The implementation of a good PUF technology isn’t enough to assure key security: once that secret key is in use, the cryptographic implementation must make sure to be resistant to side-channel attacks. But PUF does help to make sure the embedded device is not the weak point in a system for attackers to focus their efforts.

If PUF is So Great, Why Isn’t Everyone Using It?

You may not see a lot of PUF implementations in the market, so the natural question is “why not” if it really solves all these problems? PUF technology is highly difficult to implement well. In addition to security system expertise, you need analog circuit expertise to harness the minute variances in silicon AND do it reliably. Some PUF implementations plan for a certain amount of marginality in the analog circuit, so they create a PUF field of 256 bits (for example), knowing that only 50 percent of those PUF features might produce reliable bits, then mark which features are used on each production part. And because the technology relies on such minor variances, long-term quality can be a concern: will a PUF bit flip given the stresses of time, temperature, and other environmental factors? This unique mix of security, analog expertise, and quality control is a formidable challenge to implementing a good PUF technology.

Is PUF Right for Me?

Hopefully the value of PUF technology for key storage is more clear, but you may still wonder if the technology is right for you: while Maxim’s ChipDNA products, based on PUF technology, are cost effective, there is still some price difference between products with ChipDNA PUF technology and products based on other key storage technologies. While each design and each situation will be different and call for different solutions, PUF technology is the best key storage technology available. 

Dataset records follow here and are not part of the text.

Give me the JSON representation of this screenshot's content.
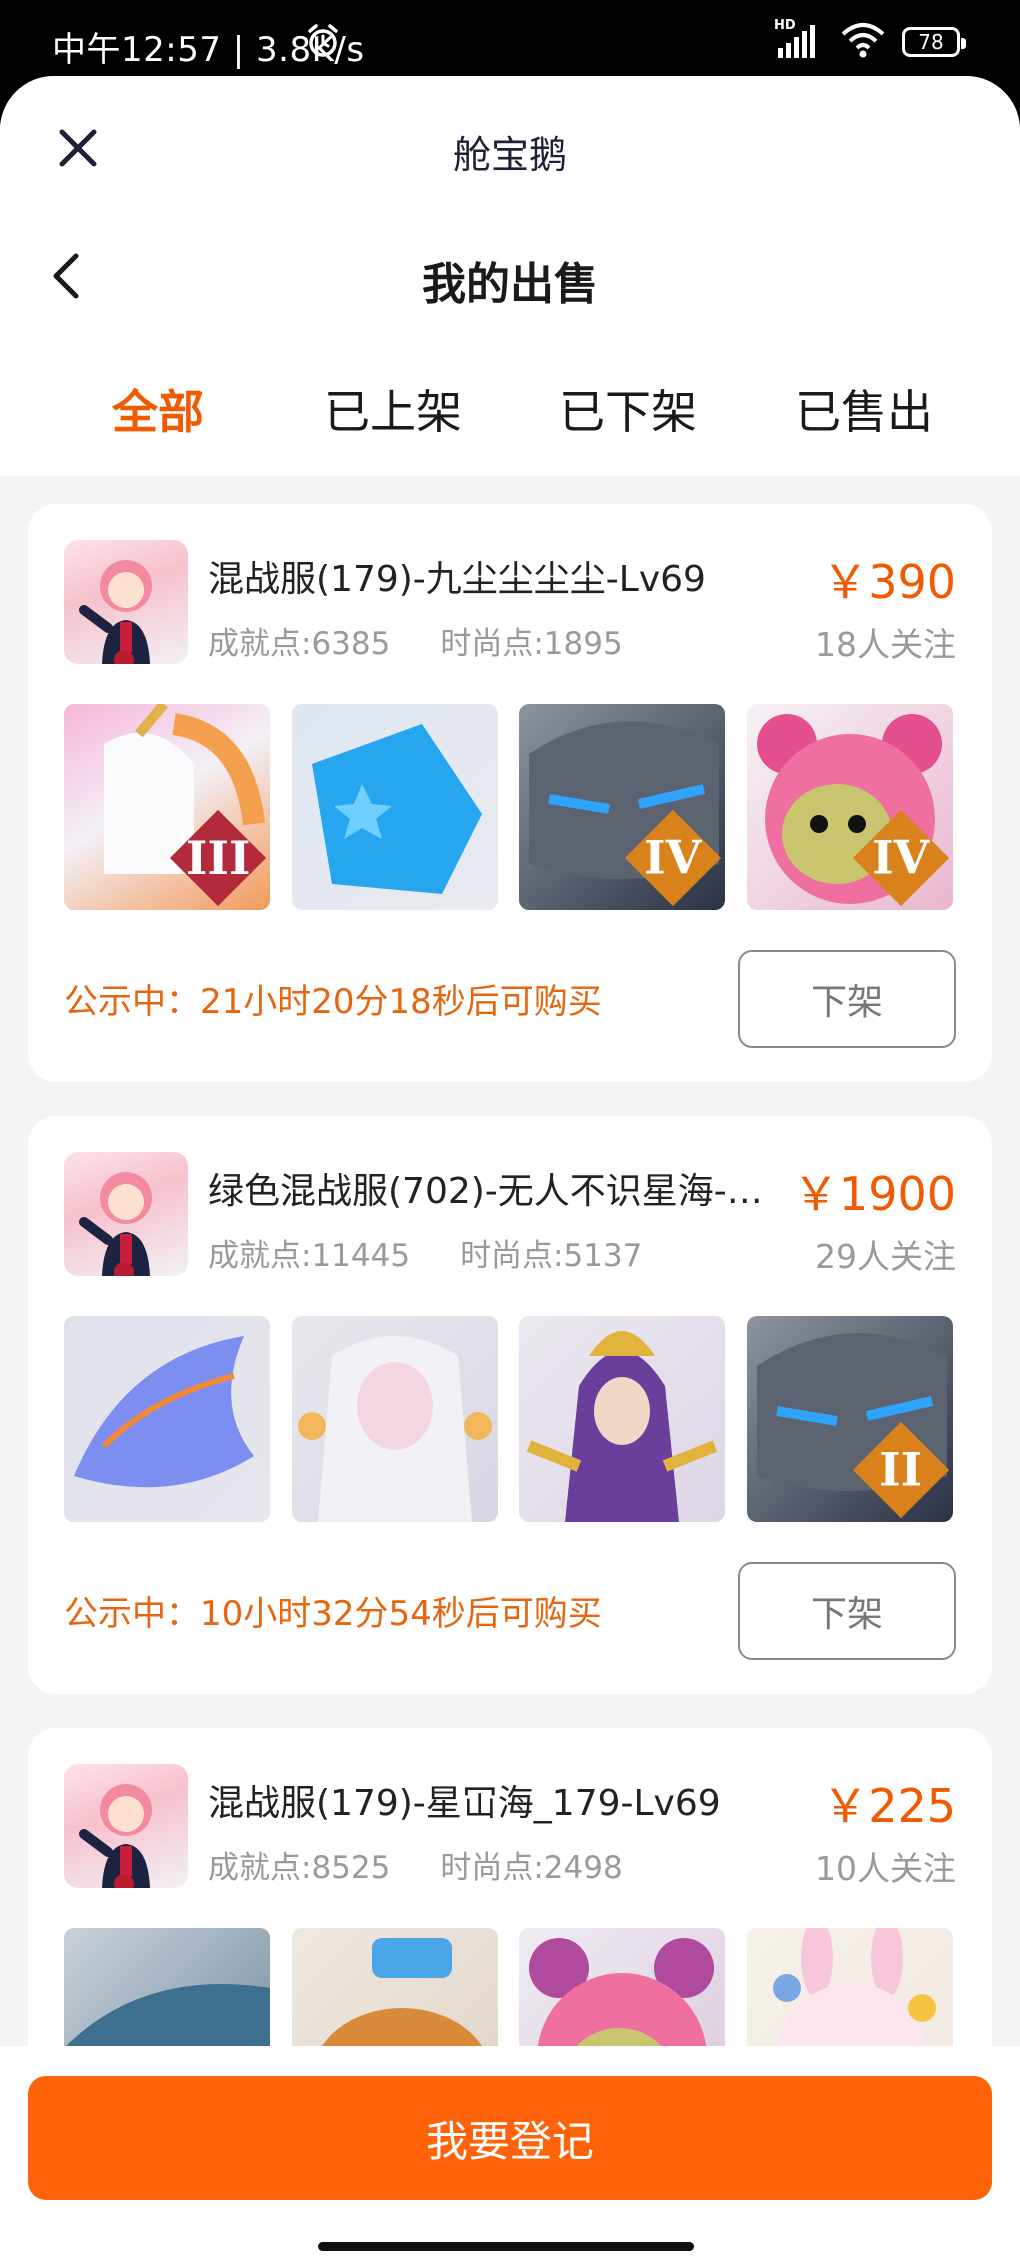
{
  "status_bar": {
    "time": "中午12:57 | 3.8K/s",
    "signal_label": "HD",
    "battery": "78"
  },
  "header": {
    "app_title": "舱宝鹅",
    "page_title": "我的出售"
  },
  "tabs": [
    {
      "label": "全部",
      "active": true
    },
    {
      "label": "已上架",
      "active": false
    },
    {
      "label": "已下架",
      "active": false
    },
    {
      "label": "已售出",
      "active": false
    }
  ],
  "listings": [
    {
      "title": "混战服(179)-九尘尘尘尘-Lv69",
      "achievement": "成就点:6385",
      "fashion": "时尚点:1895",
      "price": "￥390",
      "followers": "18人关注",
      "items": [
        {
          "icon": "unicorn",
          "badge": "III",
          "badge_color": "#b32a3a"
        },
        {
          "icon": "blue-star-pillow",
          "badge": "",
          "badge_color": ""
        },
        {
          "icon": "stone-mask",
          "badge": "IV",
          "badge_color": "#d9821c"
        },
        {
          "icon": "pink-bear-hood",
          "badge": "IV",
          "badge_color": "#d9821c"
        }
      ],
      "notice": "公示中：21小时20分18秒后可购买",
      "action_label": "下架"
    },
    {
      "title": "绿色混战服(702)-无人不识星海-…",
      "achievement": "成就点:11445",
      "fashion": "时尚点:5137",
      "price": "￥1900",
      "followers": "29人关注",
      "items": [
        {
          "icon": "purple-dragon",
          "badge": "",
          "badge_color": ""
        },
        {
          "icon": "white-mermaid",
          "badge": "",
          "badge_color": ""
        },
        {
          "icon": "golden-goddess",
          "badge": "",
          "badge_color": ""
        },
        {
          "icon": "stone-mask",
          "badge": "II",
          "badge_color": "#d9821c"
        }
      ],
      "notice": "公示中：10小时32分54秒后可购买",
      "action_label": "下架"
    },
    {
      "title": "混战服(179)-星冚海_179-Lv69",
      "achievement": "成就点:8525",
      "fashion": "时尚点:2498",
      "price": "￥225",
      "followers": "10人关注",
      "items": [
        {
          "icon": "ice-dragon",
          "badge": "",
          "badge_color": ""
        },
        {
          "icon": "cat-with-hat",
          "badge": "",
          "badge_color": ""
        },
        {
          "icon": "pink-bear-hood",
          "badge": "",
          "badge_color": ""
        },
        {
          "icon": "pink-bunny",
          "badge": "",
          "badge_color": ""
        }
      ]
    }
  ],
  "register_button": "我要登记",
  "colors": {
    "accent": "#ff6309",
    "notice": "#e8650f",
    "price": "#f05a00"
  }
}
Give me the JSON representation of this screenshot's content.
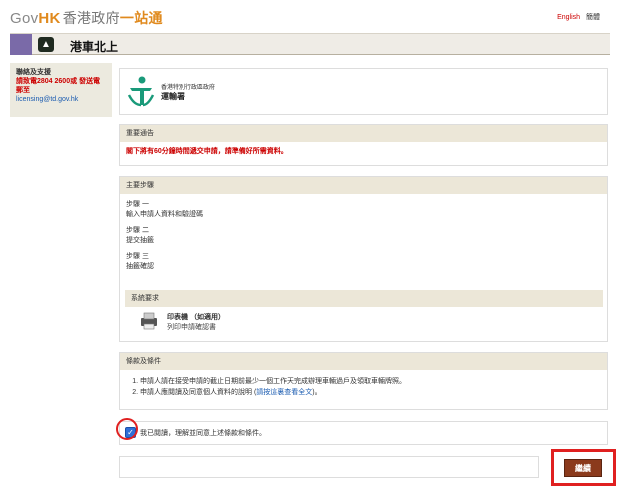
{
  "header": {
    "logo_gov": "Gov",
    "logo_hk": "HK",
    "logo_zh": "香港政府",
    "logo_one": "一站通",
    "lang_en": "English",
    "lang_sc": "簡體"
  },
  "titlebar": {
    "title": "港車北上"
  },
  "sidebar": {
    "title": "聯絡及支援",
    "phone": "請致電2804 2600或 發送電郵至",
    "email": "licensing@td.gov.hk"
  },
  "agency": {
    "gov_name": "香港特別行政區政府",
    "dept_name": "運輸署"
  },
  "notice": {
    "header": "重要通告",
    "text": "閣下將有60分鐘時間遞交申請，請準備好所需資料。"
  },
  "steps": {
    "header": "主要步驟",
    "items": [
      {
        "title": "步驟 一",
        "desc": "輸入申請人資料和驗證碼"
      },
      {
        "title": "步驟 二",
        "desc": "提交抽籤"
      },
      {
        "title": "步驟 三",
        "desc": "抽籤確認"
      }
    ],
    "sysreq_header": "系統要求",
    "printer_title": "印表機 （如適用）",
    "printer_desc": "列印申請確認書",
    "printer_icon": "printer-icon"
  },
  "terms": {
    "header": "條款及條件",
    "item1": "申請人請在接受申請的截止日期前最少一個工作天完成辦理車輛過戶及領取車輛牌照。",
    "item2_prefix": "申請人應閱讀及同意個人資料的說明 (",
    "item2_link": "請按這裏查看全文",
    "item2_suffix": ")。"
  },
  "agree": {
    "checked": true,
    "text": "我已閱讀，理解並同意上述條款和條件。"
  },
  "footer": {
    "continue_label": "繼續"
  },
  "colors": {
    "accent": "#e08a1e",
    "alert": "#cc0000",
    "button": "#8b3a1c",
    "highlight": "#e02020"
  }
}
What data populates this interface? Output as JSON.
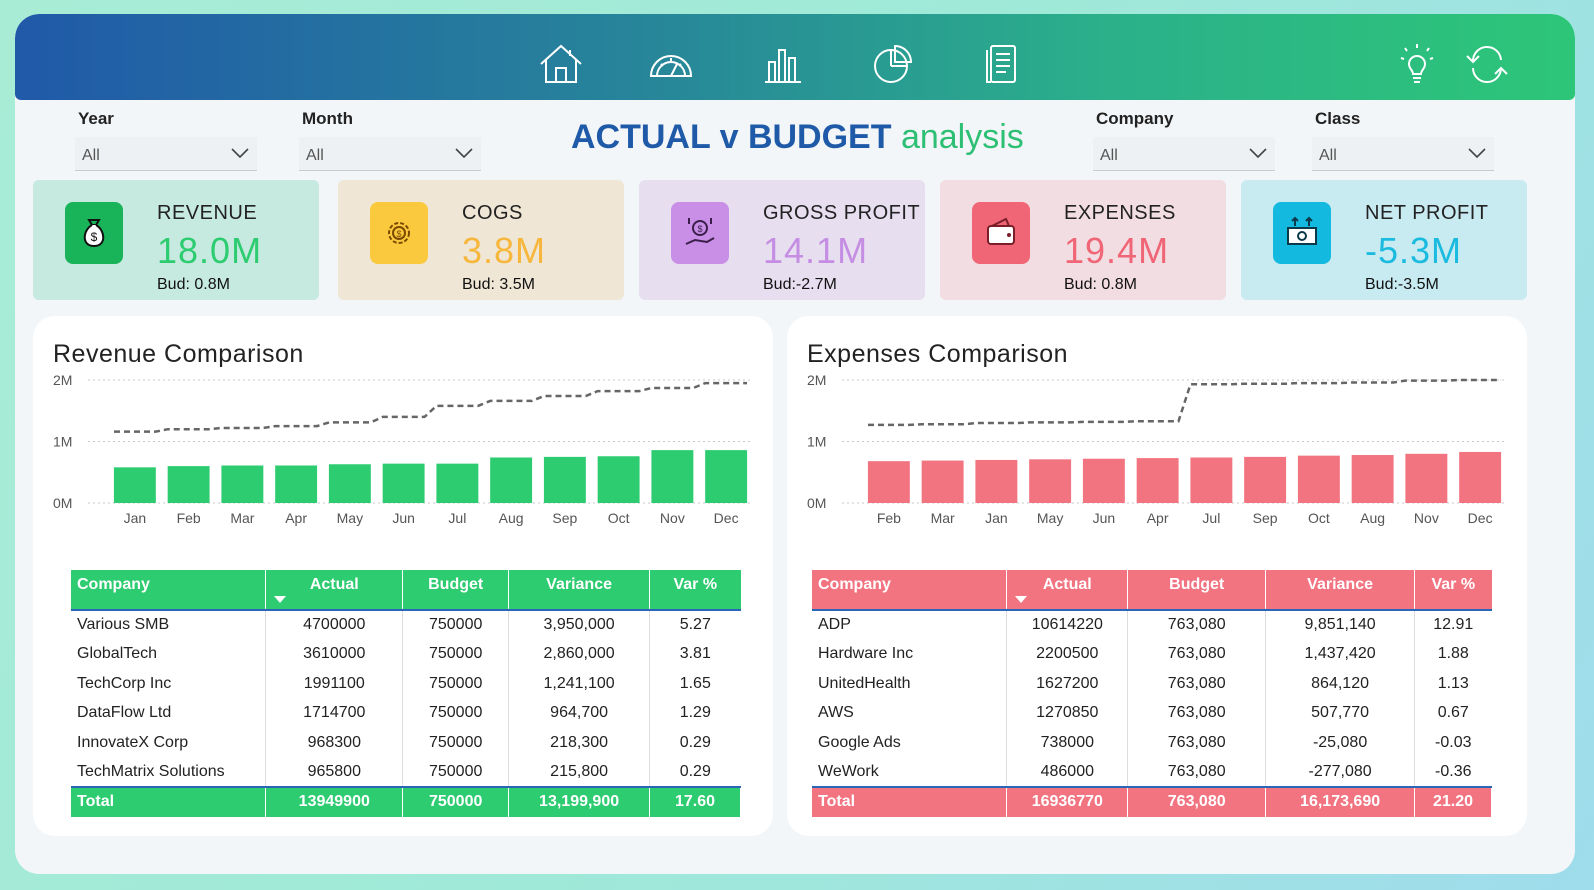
{
  "header": {
    "nav": [
      {
        "icon": "home-icon"
      },
      {
        "icon": "gauge-icon"
      },
      {
        "icon": "bar-chart-icon"
      },
      {
        "icon": "pie-chart-icon"
      },
      {
        "icon": "document-icon"
      }
    ],
    "right_icons": [
      {
        "icon": "lightbulb-icon"
      },
      {
        "icon": "refresh-icon"
      }
    ]
  },
  "filters": {
    "year": {
      "label": "Year",
      "value": "All"
    },
    "month": {
      "label": "Month",
      "value": "All"
    },
    "company": {
      "label": "Company",
      "value": "All"
    },
    "class": {
      "label": "Class",
      "value": "All"
    }
  },
  "title": {
    "bold": "ACTUAL v BUDGET",
    "light": "analysis"
  },
  "kpis": [
    {
      "label": "REVENUE",
      "value": "18.0M",
      "budget": "Bud: 0.8M",
      "color": "#2ecc71",
      "bg": "#c6eadf",
      "icon": "money-bag-icon",
      "icon_bg": "#19b35a"
    },
    {
      "label": "COGS",
      "value": "3.8M",
      "budget": "Bud: 3.5M",
      "color": "#f6b73c",
      "bg": "#efe6d5",
      "icon": "gear-icon",
      "icon_bg": "#fbc93d"
    },
    {
      "label": "GROSS PROFIT",
      "value": "14.1M",
      "budget": "Bud:-2.7M",
      "color": "#c58ee3",
      "bg": "#e7def0",
      "icon": "hand-profit-icon",
      "icon_bg": "#c98ee6"
    },
    {
      "label": "EXPENSES",
      "value": "19.4M",
      "budget": "Bud: 0.8M",
      "color": "#f06676",
      "bg": "#f1dde2",
      "icon": "wallet-icon",
      "icon_bg": "#f06676"
    },
    {
      "label": "NET PROFIT",
      "value": "-5.3M",
      "budget": "Bud:-3.5M",
      "color": "#1bbbe0",
      "bg": "#c8eaf1",
      "icon": "cash-icon",
      "icon_bg": "#14b9e0"
    }
  ],
  "revenue": {
    "title": "Revenue Comparison",
    "table": {
      "headers": [
        "Company",
        "Actual",
        "Budget",
        "Variance",
        "Var %"
      ],
      "rows": [
        [
          "Various SMB",
          "4700000",
          "750000",
          "3,950,000",
          "5.27"
        ],
        [
          "GlobalTech",
          "3610000",
          "750000",
          "2,860,000",
          "3.81"
        ],
        [
          "TechCorp Inc",
          "1991100",
          "750000",
          "1,241,100",
          "1.65"
        ],
        [
          "DataFlow Ltd",
          "1714700",
          "750000",
          "964,700",
          "1.29"
        ],
        [
          "InnovateX Corp",
          "968300",
          "750000",
          "218,300",
          "0.29"
        ],
        [
          "TechMatrix Solutions",
          "965800",
          "750000",
          "215,800",
          "0.29"
        ]
      ],
      "total": [
        "Total",
        "13949900",
        "750000",
        "13,199,900",
        "17.60"
      ]
    }
  },
  "expenses": {
    "title": "Expenses Comparison",
    "table": {
      "headers": [
        "Company",
        "Actual",
        "Budget",
        "Variance",
        "Var %"
      ],
      "rows": [
        [
          "ADP",
          "10614220",
          "763,080",
          "9,851,140",
          "12.91"
        ],
        [
          "Hardware Inc",
          "2200500",
          "763,080",
          "1,437,420",
          "1.88"
        ],
        [
          "UnitedHealth",
          "1627200",
          "763,080",
          "864,120",
          "1.13"
        ],
        [
          "AWS",
          "1270850",
          "763,080",
          "507,770",
          "0.67"
        ],
        [
          "Google Ads",
          "738000",
          "763,080",
          "-25,080",
          "-0.03"
        ],
        [
          "WeWork",
          "486000",
          "763,080",
          "-277,080",
          "-0.36"
        ]
      ],
      "total": [
        "Total",
        "16936770",
        "763,080",
        "16,173,690",
        "21.20"
      ]
    }
  },
  "chart_data": [
    {
      "type": "bar",
      "categories": [
        "Jan",
        "Feb",
        "Mar",
        "Apr",
        "May",
        "Jun",
        "Jul",
        "Aug",
        "Sep",
        "Oct",
        "Nov",
        "Dec"
      ],
      "series": [
        {
          "values": [
            0.58,
            0.6,
            0.61,
            0.61,
            0.63,
            0.64,
            0.64,
            0.74,
            0.75,
            0.76,
            0.86,
            0.86
          ],
          "color": "#2ecc71"
        },
        {
          "values": [
            1.16,
            1.2,
            1.22,
            1.25,
            1.31,
            1.4,
            1.58,
            1.66,
            1.74,
            1.82,
            1.87,
            1.95
          ],
          "style": "dashed-step"
        }
      ],
      "yticks": [
        "0M",
        "1M",
        "2M"
      ],
      "ylim": [
        0,
        2
      ]
    },
    {
      "type": "bar",
      "categories": [
        "Feb",
        "Mar",
        "Jan",
        "May",
        "Jun",
        "Apr",
        "Jul",
        "Sep",
        "Oct",
        "Aug",
        "Nov",
        "Dec"
      ],
      "series": [
        {
          "values": [
            0.68,
            0.69,
            0.7,
            0.71,
            0.72,
            0.73,
            0.74,
            0.75,
            0.77,
            0.78,
            0.8,
            0.83
          ],
          "color": "#f27481"
        },
        {
          "values": [
            1.27,
            1.28,
            1.3,
            1.31,
            1.32,
            1.33,
            1.93,
            1.94,
            1.95,
            1.96,
            1.99,
            2.0
          ],
          "style": "dashed-step"
        }
      ],
      "yticks": [
        "0M",
        "1M",
        "2M"
      ],
      "ylim": [
        0,
        2
      ]
    }
  ]
}
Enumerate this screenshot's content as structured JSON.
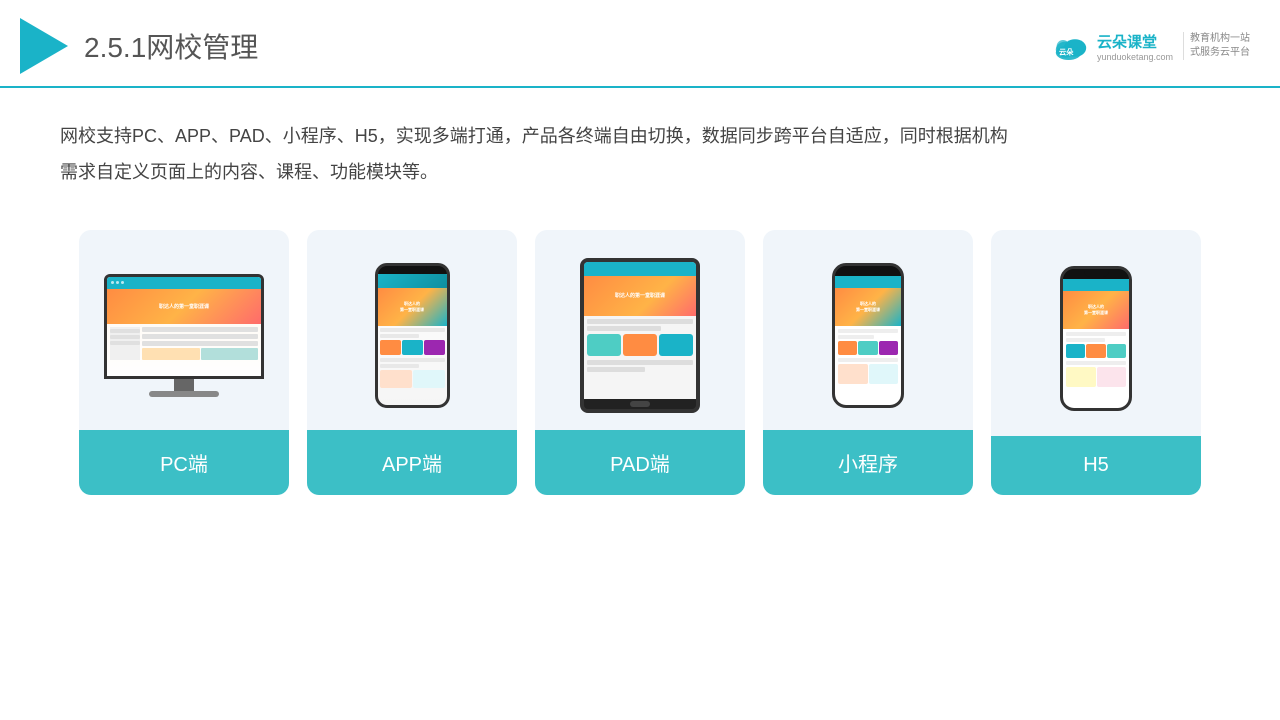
{
  "header": {
    "title_prefix": "2.5.1",
    "title_main": "网校管理",
    "brand_name": "云朵课堂",
    "brand_url": "yunduoketang.com",
    "brand_subtitle": "教育机构一站\n式服务云平台"
  },
  "description": "网校支持PC、APP、PAD、小程序、H5，实现多端打通，产品各终端自由切换，数据同步跨平台自适应，同时根据机构需求自定义页面上的内容、课程、功能模块等。",
  "cards": [
    {
      "id": "pc",
      "label": "PC端"
    },
    {
      "id": "app",
      "label": "APP端"
    },
    {
      "id": "pad",
      "label": "PAD端"
    },
    {
      "id": "miniprogram",
      "label": "小程序"
    },
    {
      "id": "h5",
      "label": "H5"
    }
  ],
  "colors": {
    "teal": "#3cbfc6",
    "teal_dark": "#1ab3c8",
    "card_bg": "#f0f5fa"
  }
}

The technology used by attackers does not stop advancing: side-channel analysis used to be limited to academic research. Now there are open-source tools to execute a differential power-analysis attack.  Microprobes used to be only accessible by big semiconductor manufacturers, but now they are common in universities. The technology used in attacks becomes more advanced, less expensive, and more accessible over time, just like any other technology we are used to…conventional security technology today will be more susceptible to attack tomorrow. As the most advanced key storage technology available today, PUF can provide your applications with a longer lifetime before they are subject to security threats. 

In the end, the decision is a cost versus threat tradeoff…for a small cost, PUF technology can help protect your devices from threats for the foreseeable future.